Well, I feel it actually releases it from purely formal duties. That doesn’t mean a proper dress watch – slim, simple (just three or even two hands), highly refined, in precious metal – should become an everyday timepiece, but there’s certainly room for manoeuvre. I rather like Nomos Glashutte’s take, for instance: a sublime tonneau case in rose gold, augmented by that suave grey around the dial (there’s a lemon yellow version for those of a bolder disposition), and it has a beautiful in-house movement. Another beauty is Omega’s De Ville Tresor; clean and classic enough for James Bond himself.

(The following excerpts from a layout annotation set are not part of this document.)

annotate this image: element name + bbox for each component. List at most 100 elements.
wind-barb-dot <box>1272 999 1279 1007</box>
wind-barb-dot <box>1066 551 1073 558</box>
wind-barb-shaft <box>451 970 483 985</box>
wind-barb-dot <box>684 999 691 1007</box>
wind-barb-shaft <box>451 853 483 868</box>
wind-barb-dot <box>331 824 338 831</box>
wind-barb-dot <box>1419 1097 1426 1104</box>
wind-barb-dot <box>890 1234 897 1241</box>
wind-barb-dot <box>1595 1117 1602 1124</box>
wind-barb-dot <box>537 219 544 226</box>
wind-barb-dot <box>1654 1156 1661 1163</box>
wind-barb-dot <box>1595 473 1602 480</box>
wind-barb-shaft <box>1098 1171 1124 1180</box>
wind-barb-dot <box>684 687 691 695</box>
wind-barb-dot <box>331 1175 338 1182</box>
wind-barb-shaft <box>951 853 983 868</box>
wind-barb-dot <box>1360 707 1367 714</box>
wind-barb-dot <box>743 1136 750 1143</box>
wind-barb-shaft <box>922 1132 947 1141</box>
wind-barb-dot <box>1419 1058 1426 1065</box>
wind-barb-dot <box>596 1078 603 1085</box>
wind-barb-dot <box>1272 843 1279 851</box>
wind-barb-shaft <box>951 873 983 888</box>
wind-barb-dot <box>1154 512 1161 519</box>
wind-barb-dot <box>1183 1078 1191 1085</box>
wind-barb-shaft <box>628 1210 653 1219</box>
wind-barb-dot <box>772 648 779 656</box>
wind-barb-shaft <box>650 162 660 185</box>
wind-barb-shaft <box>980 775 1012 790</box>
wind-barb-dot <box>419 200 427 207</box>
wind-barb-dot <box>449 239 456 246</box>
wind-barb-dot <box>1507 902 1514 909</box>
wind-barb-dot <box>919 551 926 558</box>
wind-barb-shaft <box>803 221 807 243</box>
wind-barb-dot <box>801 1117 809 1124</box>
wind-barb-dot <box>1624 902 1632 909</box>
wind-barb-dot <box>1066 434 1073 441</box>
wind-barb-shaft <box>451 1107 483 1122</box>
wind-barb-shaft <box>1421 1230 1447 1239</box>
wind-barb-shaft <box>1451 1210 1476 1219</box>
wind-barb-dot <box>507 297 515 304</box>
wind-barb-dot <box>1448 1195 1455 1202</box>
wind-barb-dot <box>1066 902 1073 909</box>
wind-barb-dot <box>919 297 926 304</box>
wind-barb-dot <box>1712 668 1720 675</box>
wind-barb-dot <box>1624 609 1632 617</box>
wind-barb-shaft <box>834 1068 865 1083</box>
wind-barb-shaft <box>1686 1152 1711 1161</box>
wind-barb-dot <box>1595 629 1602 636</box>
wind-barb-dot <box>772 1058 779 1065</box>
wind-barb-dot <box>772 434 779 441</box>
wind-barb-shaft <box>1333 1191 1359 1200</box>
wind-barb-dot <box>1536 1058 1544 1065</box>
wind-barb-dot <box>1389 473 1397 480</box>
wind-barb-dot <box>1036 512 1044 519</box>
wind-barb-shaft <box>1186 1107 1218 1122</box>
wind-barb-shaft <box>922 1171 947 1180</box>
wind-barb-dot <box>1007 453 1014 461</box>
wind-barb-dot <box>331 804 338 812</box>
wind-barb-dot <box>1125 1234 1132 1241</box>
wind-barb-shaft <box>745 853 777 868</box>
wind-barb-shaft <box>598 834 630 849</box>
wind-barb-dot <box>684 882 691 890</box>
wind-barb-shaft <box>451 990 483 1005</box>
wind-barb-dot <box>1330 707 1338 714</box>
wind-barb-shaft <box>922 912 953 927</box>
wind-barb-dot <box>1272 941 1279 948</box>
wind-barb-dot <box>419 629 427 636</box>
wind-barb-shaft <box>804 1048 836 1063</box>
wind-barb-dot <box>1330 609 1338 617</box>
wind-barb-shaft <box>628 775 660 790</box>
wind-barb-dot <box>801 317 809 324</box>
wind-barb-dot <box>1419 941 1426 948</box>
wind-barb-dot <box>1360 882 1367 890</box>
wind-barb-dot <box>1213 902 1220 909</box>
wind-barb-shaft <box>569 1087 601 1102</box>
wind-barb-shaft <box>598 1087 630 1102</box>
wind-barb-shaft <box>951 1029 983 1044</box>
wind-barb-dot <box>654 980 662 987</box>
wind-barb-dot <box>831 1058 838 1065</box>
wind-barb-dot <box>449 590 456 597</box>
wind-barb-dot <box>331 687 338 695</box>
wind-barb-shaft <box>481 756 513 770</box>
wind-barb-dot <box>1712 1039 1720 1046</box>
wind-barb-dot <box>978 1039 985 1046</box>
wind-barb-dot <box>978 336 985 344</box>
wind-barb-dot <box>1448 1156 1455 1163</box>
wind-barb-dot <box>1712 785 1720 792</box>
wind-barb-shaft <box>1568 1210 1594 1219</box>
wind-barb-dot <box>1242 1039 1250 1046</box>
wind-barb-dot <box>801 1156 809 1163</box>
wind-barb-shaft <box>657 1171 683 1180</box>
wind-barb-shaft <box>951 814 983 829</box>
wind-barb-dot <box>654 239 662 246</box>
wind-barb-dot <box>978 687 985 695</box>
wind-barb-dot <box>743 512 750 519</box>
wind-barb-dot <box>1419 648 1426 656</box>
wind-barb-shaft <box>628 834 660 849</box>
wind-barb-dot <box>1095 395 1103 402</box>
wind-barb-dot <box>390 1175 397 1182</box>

An interesting newcomer is Alexandre Meerson, whose Altitude Premiere is such a pristine design – enhanced by those decadent lugs and a superb eye for tiny details – that you’d think this was a brand with longterm pedigree. In some ways it is: Meerson, Swiss but based in London, is the son of a famous watch designer and so steeped in the watch industry himself that he’s been able to leverage his contacts and use particularly high-grade movements usually found in watches from senior players like Hermes and Parmigiani.
In a way, though, the dress watch begins and ends with Cartier; no one was more influential in the establishment of the beautiful, formal wristwatch than Louis Cartier himself. The new Tortue is the latest incarnation of one of his most famous designs (it originated in 1912); ineffably refined and elegant, it’s everything that black tie tends not to be.